Discussion

Thoughts on Writing

I don’t know if this is going to be a weekly thing or if this is going to be something I just do after I write each piece for the Nusquamton series, but since they have inadvertently become therapeutic I’ve felt the need to kind of unload and process what I’ve written each time. More so with The Demons We Become than the others I think. I was unloading on my personal blog as I was writing the piece. Anyhow, here’s some things I have to say.

I’m disappointed that I wasn’t able to accurately capture the dichotomy of the mind in that was going on in Clarissa’s head. Where you are you are equally divided in two directions on one thing. How do you properly convey that? Where you want very much to reach out and connect with someone – even have sex – but because of the pain and the terror  you’ve gone through in the past you don’t.

Right from the beginning of creating this character I’ve had her as someone with PTSD – the aggressive, angry type. She wears that anger as a shield and uses it as a weapon to protect herself even though she feels alone and wants to let people in. Her own defense then becomes a trap. Anger is a toxic thing that will consume you if left unchecked. You can very easily become the monster you’re trying to protect yourself from if you’re not careful.
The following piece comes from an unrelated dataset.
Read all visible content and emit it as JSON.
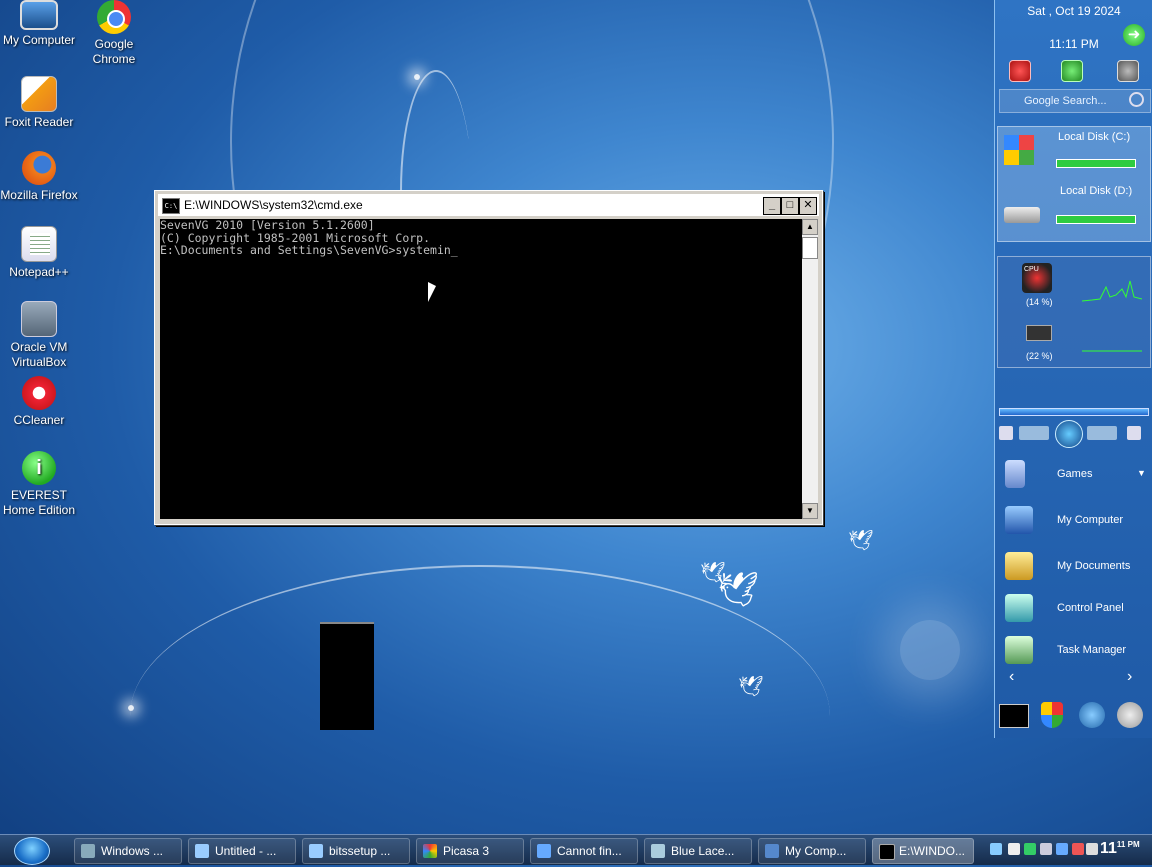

And I’ve already demonstrated her using substances in previous pieces as a means of escapism, which I failed to address in this piece. Someone that drinks and smokes that much isn’t going to make it a day without at least thinking or bitching about it.
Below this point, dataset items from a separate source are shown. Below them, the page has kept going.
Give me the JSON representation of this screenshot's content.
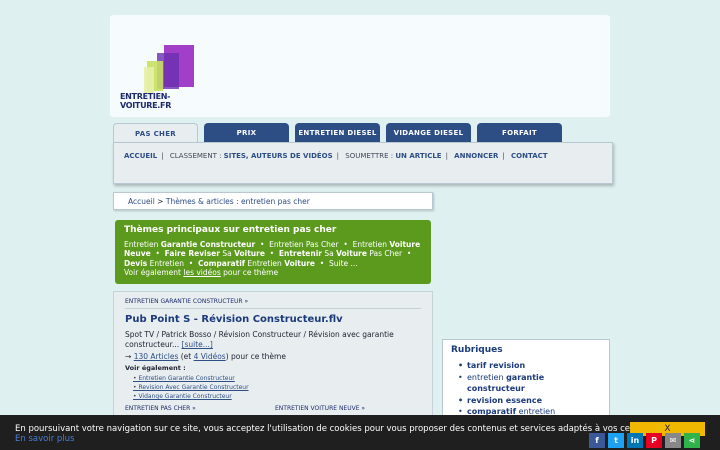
{
  "logo": {
    "text": "ENTRETIEN-VOITURE.FR"
  },
  "tabs": [
    {
      "label": "pas cher",
      "active": true
    },
    {
      "label": "prix",
      "active": false
    },
    {
      "label": "entretien diesel",
      "active": false
    },
    {
      "label": "vidange diesel",
      "active": false
    },
    {
      "label": "forfait",
      "active": false
    }
  ],
  "subnav": {
    "accueil": "ACCUEIL",
    "classement_label": "CLASSEMENT :",
    "sites": "SITES",
    "auteurs": "AUTEURS DE VIDÉOS",
    "soumettre_label": "SOUMETTRE :",
    "article": "UN ARTICLE",
    "annoncer": "ANNONCER",
    "contact": "CONTACT"
  },
  "breadcrumb": {
    "home": "Accueil",
    "sep": ">",
    "current": "Thèmes & articles : entretien pas cher"
  },
  "themes": {
    "title": "Thèmes principaux sur entretien pas cher",
    "voir_prefix": "Voir également",
    "voir_link": "les vidéos",
    "voir_suffix": "pour ce thème"
  },
  "article": {
    "category": "ENTRETIEN GARANTIE CONSTRUCTEUR »",
    "title": "Pub Point S - Révision Constructeur.flv",
    "description": "Spot TV / Patrick Bosso / Révision Constructeur / Révision avec garantie constructeur...",
    "more": "[suite...]",
    "arrow": "→",
    "articles_count": "130 Articles",
    "videos_prefix": "(et",
    "videos_count": "4 Vidéos",
    "videos_suffix": ") pour ce thème",
    "voir": "Voir également :",
    "related": [
      "Entretien Garantie Constructeur",
      "Revision Avec Garantie Constructeur",
      "Vidange Garantie Constructeur"
    ],
    "bottom_left": "ENTRETIEN PAS CHER »",
    "bottom_right": "ENTRETIEN VOITURE NEUVE »"
  },
  "rubriques": {
    "title": "Rubriques",
    "items": [
      "tarif revision",
      "entretien garantie constructeur",
      "revision essence",
      "comparatif entretien"
    ]
  },
  "cookie": {
    "text": "En poursuivant votre navigation sur ce site, vous acceptez l'utilisation de cookies pour vous proposer des contenus et services adaptés à vos centres d'intérêts.",
    "more": "En savoir plus",
    "close": "X"
  },
  "colors": {
    "tab": "#2d4d85",
    "green": "#5c9a1e",
    "accent": "#f0b800"
  }
}
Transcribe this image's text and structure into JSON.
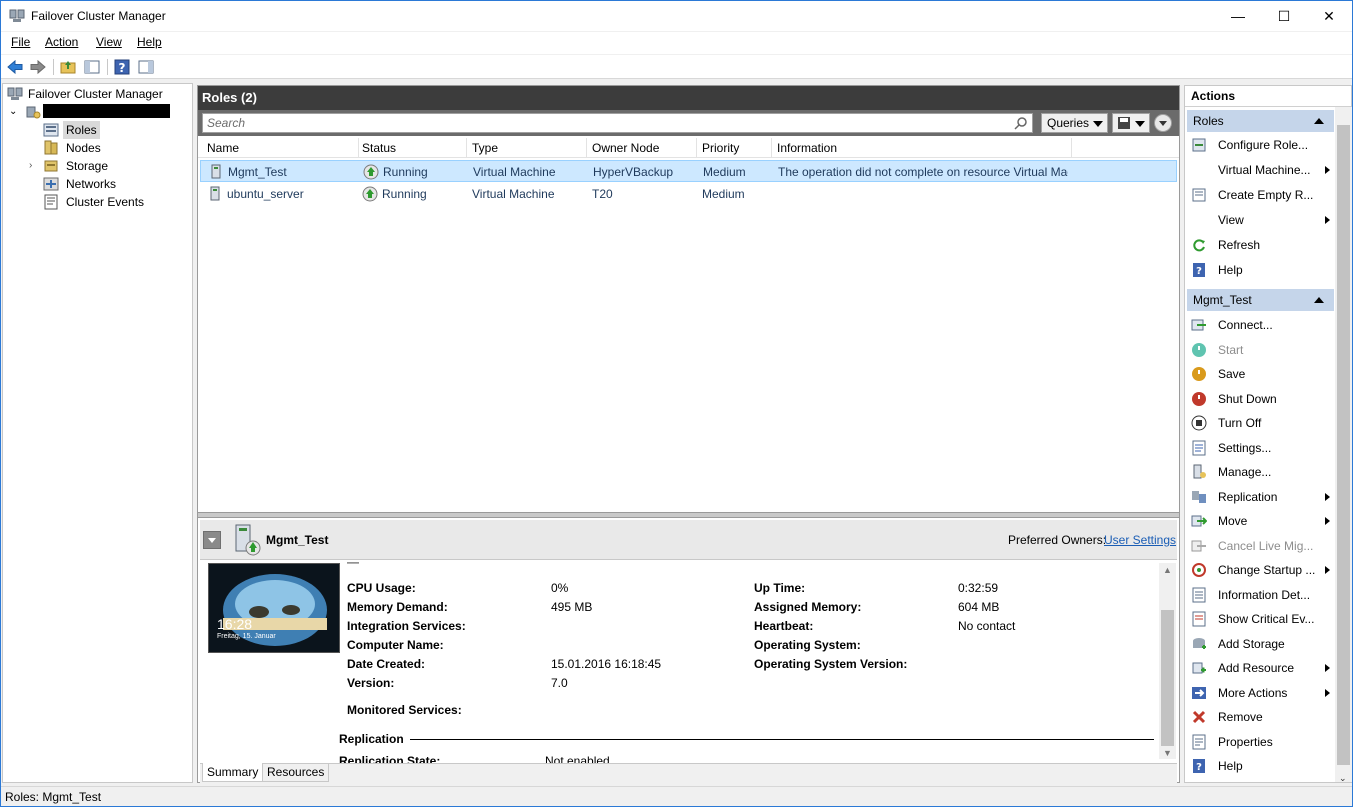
{
  "window": {
    "title": "Failover Cluster Manager",
    "controls": {
      "minimize": "—",
      "maximize": "☐",
      "close": "✕"
    }
  },
  "menu": {
    "file": "File",
    "action": "Action",
    "view": "View",
    "help": "Help"
  },
  "toolbar": {
    "icons": [
      "back-icon",
      "forward-icon",
      "up-folder-icon",
      "show-hide-tree-icon",
      "help-icon",
      "show-hide-action-pane-icon"
    ]
  },
  "tree": {
    "root": "Failover Cluster Manager",
    "items": [
      {
        "label": "Roles",
        "icon": "roles-icon"
      },
      {
        "label": "Nodes",
        "icon": "nodes-icon"
      },
      {
        "label": "Storage",
        "icon": "storage-icon"
      },
      {
        "label": "Networks",
        "icon": "networks-icon"
      },
      {
        "label": "Cluster Events",
        "icon": "cluster-events-icon"
      }
    ]
  },
  "roles": {
    "header": "Roles (2)",
    "search_placeholder": "Search",
    "queries_label": "Queries",
    "columns": [
      "Name",
      "Status",
      "Type",
      "Owner Node",
      "Priority",
      "Information"
    ],
    "rows": [
      {
        "name": "Mgmt_Test",
        "status": "Running",
        "type": "Virtual Machine",
        "owner": "HyperVBackup",
        "priority": "Medium",
        "info": "The operation did not complete on resource Virtual Machine"
      },
      {
        "name": "ubuntu_server",
        "status": "Running",
        "type": "Virtual Machine",
        "owner": "T20",
        "priority": "Medium",
        "info": ""
      }
    ]
  },
  "detail": {
    "title": "Mgmt_Test",
    "preferred_owners_label": "Preferred Owners:",
    "preferred_owners_link": "User Settings",
    "thumb_time": "16:28",
    "thumb_date": "Freitag, 15. Januar",
    "left": [
      {
        "label": "CPU Usage:",
        "value": "0%"
      },
      {
        "label": "Memory Demand:",
        "value": "495 MB"
      },
      {
        "label": "Integration Services:",
        "value": ""
      },
      {
        "label": "Computer Name:",
        "value": ""
      },
      {
        "label": "Date Created:",
        "value": "15.01.2016 16:18:45"
      },
      {
        "label": "Version:",
        "value": "7.0"
      }
    ],
    "right": [
      {
        "label": "Up Time:",
        "value": "0:32:59"
      },
      {
        "label": "Assigned Memory:",
        "value": "604 MB"
      },
      {
        "label": "Heartbeat:",
        "value": "No contact"
      },
      {
        "label": "Operating System:",
        "value": ""
      },
      {
        "label": "Operating System Version:",
        "value": ""
      }
    ],
    "monitored_services": "Monitored Services:",
    "replication_heading": "Replication",
    "replication_state_label": "Replication State:",
    "replication_state_value": "Not enabled",
    "tabs": [
      "Summary",
      "Resources"
    ]
  },
  "actions": {
    "header": "Actions",
    "roles_section": "Roles",
    "roles_items": [
      {
        "label": "Configure Role...",
        "icon": "configure-role-icon",
        "submenu": false,
        "disabled": false
      },
      {
        "label": "Virtual Machine...",
        "icon": "",
        "submenu": true,
        "disabled": false
      },
      {
        "label": "Create Empty R...",
        "icon": "create-empty-role-icon",
        "submenu": false,
        "disabled": false
      },
      {
        "label": "View",
        "icon": "",
        "submenu": true,
        "disabled": false
      },
      {
        "label": "Refresh",
        "icon": "refresh-icon",
        "submenu": false,
        "disabled": false
      },
      {
        "label": "Help",
        "icon": "help-icon",
        "submenu": false,
        "disabled": false
      }
    ],
    "vm_section": "Mgmt_Test",
    "vm_items": [
      {
        "label": "Connect...",
        "icon": "connect-icon",
        "submenu": false,
        "disabled": false
      },
      {
        "label": "Start",
        "icon": "start-icon",
        "submenu": false,
        "disabled": true
      },
      {
        "label": "Save",
        "icon": "save-icon",
        "submenu": false,
        "disabled": false
      },
      {
        "label": "Shut Down",
        "icon": "shut-down-icon",
        "submenu": false,
        "disabled": false
      },
      {
        "label": "Turn Off",
        "icon": "turn-off-icon",
        "submenu": false,
        "disabled": false
      },
      {
        "label": "Settings...",
        "icon": "settings-icon",
        "submenu": false,
        "disabled": false
      },
      {
        "label": "Manage...",
        "icon": "manage-icon",
        "submenu": false,
        "disabled": false
      },
      {
        "label": "Replication",
        "icon": "replication-icon",
        "submenu": true,
        "disabled": false
      },
      {
        "label": "Move",
        "icon": "move-icon",
        "submenu": true,
        "disabled": false
      },
      {
        "label": "Cancel Live Mig...",
        "icon": "cancel-live-migration-icon",
        "submenu": false,
        "disabled": true
      },
      {
        "label": "Change Startup ...",
        "icon": "change-startup-icon",
        "submenu": true,
        "disabled": false
      },
      {
        "label": "Information Det...",
        "icon": "information-details-icon",
        "submenu": false,
        "disabled": false
      },
      {
        "label": "Show Critical Ev...",
        "icon": "show-critical-events-icon",
        "submenu": false,
        "disabled": false
      },
      {
        "label": "Add Storage",
        "icon": "add-storage-icon",
        "submenu": false,
        "disabled": false
      },
      {
        "label": "Add Resource",
        "icon": "add-resource-icon",
        "submenu": true,
        "disabled": false
      },
      {
        "label": "More Actions",
        "icon": "more-actions-icon",
        "submenu": true,
        "disabled": false
      },
      {
        "label": "Remove",
        "icon": "remove-icon",
        "submenu": false,
        "disabled": false
      },
      {
        "label": "Properties",
        "icon": "properties-icon",
        "submenu": false,
        "disabled": false
      },
      {
        "label": "Help",
        "icon": "help-icon",
        "submenu": false,
        "disabled": false
      }
    ]
  },
  "statusbar": {
    "text": "Roles:  Mgmt_Test"
  },
  "colors": {
    "accent": "#2b79d6",
    "selection": "#cde8ff",
    "section": "#c5d5ea",
    "header_dark": "#3c3c3c",
    "link": "#1a5db5"
  }
}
So demons, fallen angels, toxic jungles, etc. all play convenient symbolic roles here in Clarissa’s journey beyond the door. I just think I could have done a better job with that. I think I need to drop the plot line dealing with her son’s ghost that got started but didn’t go anywhere. Serious plot hole, sorry about that. I think that deserves its own piece some other time that doesn’t involve sex. Just feels weird and out of place to have his ghost in there in this particular piece, unless I’m willing to make it longer.
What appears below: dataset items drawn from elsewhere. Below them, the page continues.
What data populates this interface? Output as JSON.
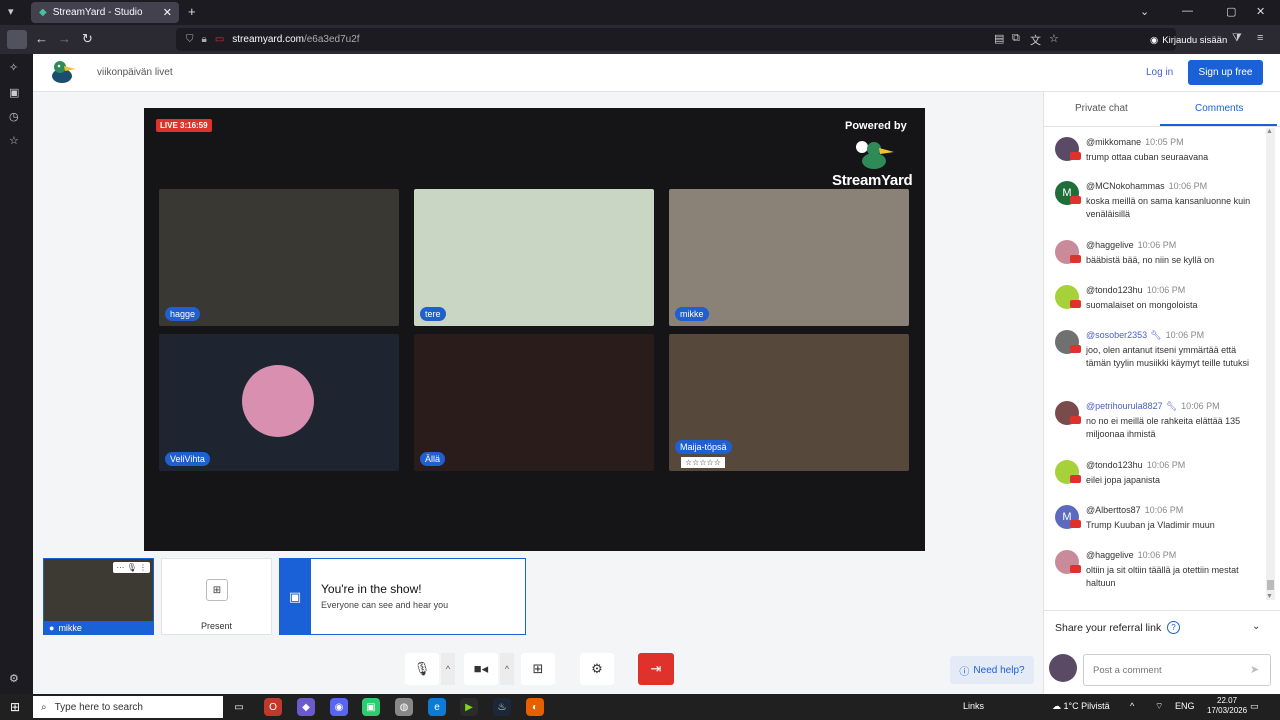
{
  "browser": {
    "tab_title": "StreamYard - Studio",
    "url_host": "streamyard.com",
    "url_path": "/e6a3ed7u2f",
    "login_chip": "Kirjaudu sisään"
  },
  "header": {
    "brand_name": "viikonpäivän livet",
    "login": "Log in",
    "signup": "Sign up free"
  },
  "stage": {
    "live_badge": "LIVE 3:16:59",
    "powered_by": "Powered by",
    "logo_text": "StreamYard",
    "tiles": [
      {
        "name": "hagge",
        "bg": "#3a3833"
      },
      {
        "name": "tere",
        "bg": "#c9d6c4"
      },
      {
        "name": "mikke",
        "bg": "#8a8276"
      },
      {
        "name": "VeliVihta",
        "bg": "#1f2530"
      },
      {
        "name": "Ällä",
        "bg": "#2b1c1c"
      },
      {
        "name": "Maija-töpsä",
        "bg": "#57483c",
        "stars": "☆☆☆☆☆"
      }
    ]
  },
  "strip": {
    "self_name": "mikke",
    "present_label": "Present",
    "show_title": "You're in the show!",
    "show_sub": "Everyone can see and hear you"
  },
  "controls": {
    "help": "Need help?"
  },
  "panel": {
    "tab_private": "Private chat",
    "tab_comments": "Comments",
    "comments": [
      {
        "user": "@mikkomane",
        "time": "10:05 PM",
        "text": "trump ottaa cuban seuraavana",
        "avatar_color": "#5b4a66",
        "initial": ""
      },
      {
        "user": "@MCNokohammas",
        "time": "10:06 PM",
        "text": "koska meillä on sama kansanluonne kuin venäläisillä",
        "avatar_color": "#1f6e3a",
        "initial": "M"
      },
      {
        "user": "@haggelive",
        "time": "10:06 PM",
        "text": "bääbistä bää, no niin se kyllä on",
        "avatar_color": "#c98a9a",
        "initial": ""
      },
      {
        "user": "@tondo123hu",
        "time": "10:06 PM",
        "text": "suomalaiset on mongoloista",
        "avatar_color": "#a6d13b",
        "initial": ""
      },
      {
        "user": "@sosober2353",
        "time": "10:06 PM",
        "text": "joo, olen antanut itseni ymmärtää että tämän tyylin musiikki käymyt teille tutuksi",
        "avatar_color": "#707070",
        "initial": "",
        "mod": true
      },
      {
        "user": "@petrihourula8827",
        "time": "10:06 PM",
        "text": "no no ei meillä ole rahkeita elättää 135 miljoonaa ihmistä",
        "avatar_color": "#7a4b4b",
        "initial": "",
        "mod": true
      },
      {
        "user": "@tondo123hu",
        "time": "10:06 PM",
        "text": "eilei jopa japanista",
        "avatar_color": "#a6d13b",
        "initial": ""
      },
      {
        "user": "@Alberttos87",
        "time": "10:06 PM",
        "text": "Trump Kuuban ja Vladimir muun",
        "avatar_color": "#5c6bc0",
        "initial": "M"
      },
      {
        "user": "@haggelive",
        "time": "10:06 PM",
        "text": "oltiin ja sit oltiin täällä ja otettiin mestat haltuun",
        "avatar_color": "#c98a9a",
        "initial": ""
      }
    ],
    "referral": "Share your referral link",
    "post_placeholder": "Post a comment"
  },
  "taskbar": {
    "search": "Type here to search",
    "links": "Links",
    "weather": "1°C Pilvistä",
    "lang": "ENG",
    "time": "22.07",
    "date": "17/03/2026"
  },
  "colors": {
    "accent": "#1a60d6",
    "live_red": "#e0322d",
    "stage_bg": "#151517"
  }
}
So that’s Clarissa, the most developed character in this piece.

Let’s look at the demons. I need to do research to make them work. I’ve known for a long time, particularly in Europe, the origins of nicknames came from the belief that names gave power over you. That’s where that comes from. Think Rumplestiltskin.

But I also had this other running theme in my head of a demon society centered around the BDSM – Master/Slave culture that I admit I know very little about. I know it that exists and that’s about it. What would it look like? How would it work? What is the significance of Lilith in here or should I just remove her from the story? (Although I really like the idea of Clarissa being demon decent and her coming to that jungle awakening that part of her.) And more importantly why would Zaum approach Clarissa in the first place? These are things I don’t know and as the writer I need to work out before I can begin revising this piece.